Workshop sur l’annotation des corpus multilingues coorganisé par les deux Fédérations de linguistiques, Isabelle Leglise (Fédération Typologie et Universaux linguistiques), Lorenza Mondada (Institut de Linguistique Française) Paris, 3.10.2011

Multilingual corpora represent an interesting concentrated mixture of most of the problems raised by monolingual corpora and some extra challenges.
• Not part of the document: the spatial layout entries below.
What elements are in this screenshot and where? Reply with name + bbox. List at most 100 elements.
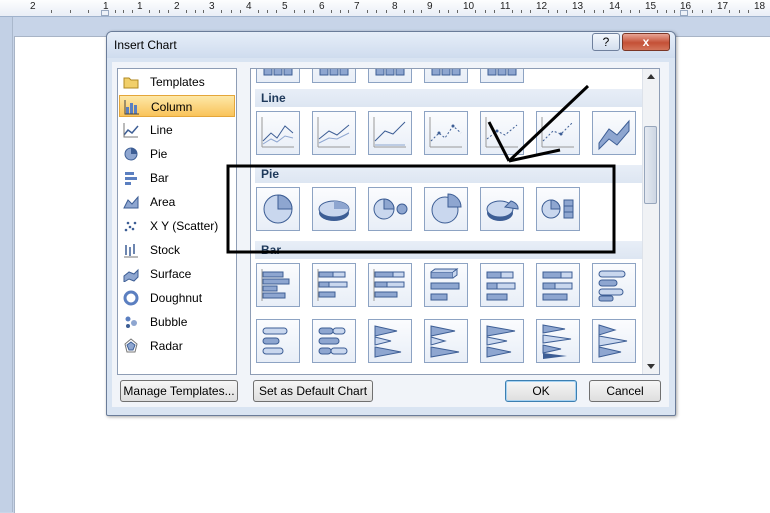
column-chart-option[interactable] bbox=[312, 69, 356, 83]
bar-chart-option[interactable] bbox=[536, 319, 580, 363]
column-chart-option[interactable] bbox=[480, 69, 524, 83]
ruler-tick bbox=[131, 10, 133, 13]
chart-type-area[interactable]: Area bbox=[119, 191, 235, 213]
line-chart-option[interactable] bbox=[536, 111, 580, 155]
column-chart-option[interactable] bbox=[368, 69, 412, 83]
ruler-tick bbox=[602, 10, 604, 13]
help-icon: ? bbox=[602, 35, 610, 49]
section-header-line: Line bbox=[255, 89, 642, 107]
ruler-tick bbox=[521, 10, 522, 13]
bar-chart-option[interactable] bbox=[424, 263, 468, 307]
bar-chart-option-icon bbox=[430, 268, 460, 301]
bar-chart-option[interactable] bbox=[256, 263, 300, 307]
ruler-tick bbox=[747, 10, 749, 13]
doughnut-chart-icon bbox=[123, 290, 139, 306]
chart-type-bubble[interactable]: Bubble bbox=[119, 311, 235, 333]
line-chart-option[interactable] bbox=[480, 111, 524, 155]
scroll-up-icon[interactable] bbox=[647, 74, 655, 79]
chart-type-x-y-scatter[interactable]: X Y (Scatter) bbox=[119, 215, 235, 237]
help-button[interactable]: ? bbox=[592, 33, 620, 51]
ruler-tick bbox=[692, 10, 694, 13]
ruler-tick bbox=[330, 10, 332, 13]
section-title: Line bbox=[261, 91, 286, 105]
column-chart-option-icon bbox=[375, 69, 405, 76]
section-header-pie: Pie bbox=[255, 165, 642, 183]
bar-chart-option[interactable] bbox=[536, 263, 580, 307]
pie-chart-option[interactable] bbox=[312, 187, 356, 231]
gallery-scrollbar[interactable] bbox=[642, 69, 659, 374]
chart-type-label: Bubble bbox=[150, 315, 188, 329]
bar-chart-option-icon bbox=[542, 271, 573, 301]
chart-type-label: Radar bbox=[150, 339, 183, 353]
bubble-chart-icon bbox=[125, 316, 137, 328]
chart-type-templates[interactable]: Templates bbox=[119, 71, 235, 93]
ruler-tick bbox=[530, 10, 531, 13]
pie-chart-option[interactable] bbox=[480, 187, 524, 231]
ruler-tick bbox=[493, 10, 495, 13]
pie-chart-option[interactable] bbox=[256, 187, 300, 231]
bar-chart-option[interactable] bbox=[480, 263, 524, 307]
pie-chart-option[interactable] bbox=[536, 187, 580, 231]
ruler-tick bbox=[448, 10, 449, 13]
bar-chart-option[interactable] bbox=[480, 319, 524, 363]
bar-chart-option-icon bbox=[598, 270, 626, 302]
bar-chart-option-icon bbox=[598, 324, 628, 358]
ruler-tick bbox=[376, 10, 377, 13]
bar-chart-option-icon bbox=[317, 269, 348, 301]
scroll-thumb[interactable] bbox=[644, 126, 657, 204]
manage-templates-button[interactable]: Manage Templates... bbox=[120, 380, 238, 402]
ruler-tick bbox=[194, 10, 196, 13]
pie-chart-option-icon bbox=[486, 200, 519, 221]
chart-type-label: Line bbox=[150, 123, 173, 137]
bar-chart-option-icon bbox=[542, 324, 572, 359]
bar-chart-option[interactable] bbox=[424, 319, 468, 363]
line-chart-option-icon bbox=[485, 117, 518, 148]
ruler-number: 11 bbox=[500, 1, 511, 12]
set-default-chart-button[interactable]: Set as Default Chart bbox=[253, 380, 373, 402]
chart-type-line[interactable]: Line bbox=[119, 119, 235, 141]
line-chart-option[interactable] bbox=[368, 111, 412, 155]
bar-chart-option[interactable] bbox=[312, 263, 356, 307]
ruler-tick bbox=[114, 10, 116, 13]
chart-type-radar[interactable]: Radar bbox=[119, 335, 235, 357]
bar-chart-option[interactable] bbox=[256, 319, 300, 363]
cancel-button[interactable]: Cancel bbox=[589, 380, 661, 402]
bar-chart-option[interactable] bbox=[312, 319, 356, 363]
ruler-tick bbox=[710, 10, 712, 13]
column-chart-option[interactable] bbox=[256, 69, 300, 83]
ruler-tick bbox=[566, 10, 567, 13]
chart-type-bar[interactable]: Bar bbox=[119, 167, 235, 189]
bar-chart-option[interactable] bbox=[368, 319, 412, 363]
close-icon: x bbox=[642, 35, 650, 49]
ok-button[interactable]: OK bbox=[505, 380, 577, 402]
scroll-down-icon[interactable] bbox=[647, 364, 655, 369]
chart-type-stock[interactable]: Stock bbox=[119, 239, 235, 261]
chart-type-doughnut[interactable]: Doughnut bbox=[119, 287, 235, 309]
line-chart-option[interactable] bbox=[424, 111, 468, 155]
indent-marker-right[interactable] bbox=[680, 10, 688, 16]
chart-type-surface[interactable]: Surface bbox=[119, 263, 235, 285]
chart-type-label: X Y (Scatter) bbox=[150, 219, 219, 233]
close-button[interactable]: x bbox=[622, 33, 670, 51]
line-chart-option[interactable] bbox=[592, 111, 636, 155]
pie-chart-option-icon bbox=[263, 194, 293, 224]
bar-chart-option[interactable] bbox=[592, 263, 636, 307]
chart-type-column[interactable]: Column bbox=[119, 95, 235, 117]
column-chart-option[interactable] bbox=[424, 69, 468, 83]
pie-chart-option[interactable] bbox=[424, 187, 468, 231]
vertical-ruler bbox=[0, 17, 13, 512]
line-chart-option[interactable] bbox=[256, 111, 300, 155]
area-chart-icon bbox=[123, 195, 139, 209]
ruler-tick bbox=[421, 10, 423, 13]
line-chart-option-icon bbox=[373, 117, 406, 148]
ruler-tick bbox=[276, 10, 277, 13]
dialog-title: Insert Chart bbox=[114, 38, 177, 52]
bar-chart-option[interactable] bbox=[368, 263, 412, 307]
bar-chart-option[interactable] bbox=[592, 319, 636, 363]
ruler-tick bbox=[69, 10, 71, 13]
line-chart-option[interactable] bbox=[312, 111, 356, 155]
pie-chart-option[interactable] bbox=[368, 187, 412, 231]
chart-type-pie[interactable]: Pie bbox=[119, 143, 235, 165]
bar-chart-option-icon bbox=[430, 325, 460, 358]
indent-marker-left[interactable] bbox=[101, 10, 109, 16]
Central issues are related to problems of variation and non-standard forms, often ignored by big national corpora or controlled by rather general criteria (like quite general typologies of texts and discourses defining the kind of data collected). These variations transcend internal variation observable within a single language ; they often even question the categorization of linguistic forms as belonging to a given language or a given variety vs. another. Corpora containing code-switching, code-mixing, hybridization phenomena, heterogeneous uses of a lingua franca variably mobilized within diverse social practices and linguistic competences, raise a range of methodological and theoretical questions - such as problems of identification, notation, transcription, and categorization of hybrid forms. These problems have crucial consequences for the annotation of corpora, for the definition and delimitation of what a multilingual corpus is, for the choice of relevant contexts of practice to be documented, etc.

The workshop aims at debating these problems, on the basis of

- a) data bases of multilingual corpora already achieved - for which examples of the problems and solutions will be given.
- b) excerpts of multilingual corpora on which problems of transcription, annotation, and exploitations will be illustrated and discussed.